RATE, FORCE AND CYCLIC ADENOSINE 3′, 5′-MONOPHOSPHATE RESPONSES TO (-)-ADRENALINE IN NEONATAL RAT HEART TISSUE

Abstract

1 (–)-Adrenaline sensitivity in 1 to 20 day-old rat heart tissue was investigated as rate, force and cyclic adenosine 3′, 5′-monophosphate (cyclic AMP) production responses together with sensitivity to (±)-propranolol blockade. 2 Resting performances were measured and responsiveness to (–)-adrenaline then determined as ED50 values and maximal responses together with sensitivity to propranolol (pA2 values). 3 Resting force, corrected for sample size, did not change with age, whereas resting atrial rate doubled between 1 and 20 days. 4 ED50 concentrations in atria were constant with age, but decreased in ventricles.
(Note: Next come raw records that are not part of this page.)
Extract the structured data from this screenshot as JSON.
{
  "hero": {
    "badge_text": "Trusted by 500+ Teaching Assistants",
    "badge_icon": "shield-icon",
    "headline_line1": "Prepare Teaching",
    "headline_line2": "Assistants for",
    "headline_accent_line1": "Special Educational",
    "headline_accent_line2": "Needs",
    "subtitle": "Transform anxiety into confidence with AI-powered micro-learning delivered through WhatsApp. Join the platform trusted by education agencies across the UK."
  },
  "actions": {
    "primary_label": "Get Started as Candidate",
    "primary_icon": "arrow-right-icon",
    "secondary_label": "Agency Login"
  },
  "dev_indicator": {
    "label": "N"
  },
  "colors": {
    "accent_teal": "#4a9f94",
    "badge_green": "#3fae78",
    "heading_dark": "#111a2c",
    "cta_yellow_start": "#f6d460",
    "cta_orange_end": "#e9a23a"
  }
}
Cocaine (10−5 m) and other drugs did not consistently affect ED50 values. 5 Maximal responses were not age-dependent in right atria, but increased in left atria. In 2 to 5 day-old hearts there was no inotropic response to adrenaline and the very small maximal response in ventricles rose 5 to 7 fold by 20 days. 6 Propranolol sensitivity increased slightly (2 to 4 times) with age in all tissue from a pA2 value of 7.5 at 2 days to 8.2 at 20 days. 7 Control cyclic AMP was higher in 2 day than in 20 day-old tissue and in atria than ventricular strips or hearts. In 2 and 20 day-old atria, hearts and ventricles, force increases with different adrenaline concentrations correlated linearly with the log of the increase in cyclic AMP. Such a correlation was not seen in 2 day hearts and ventricles for cyclic AMP rose without corresponding force increases. 8 Results suggest slight maturational changes in atrial β-receptors. In 1 to 5 day-old ventricles, normal ED50 concentrations and good cyclic AMP response in the presence of a much reduced force response may indicate receptor-response transduction inefficiency, assuming a β1-receptor occupation and cyclic AMP production response mechanism for inotropism with adrenaline.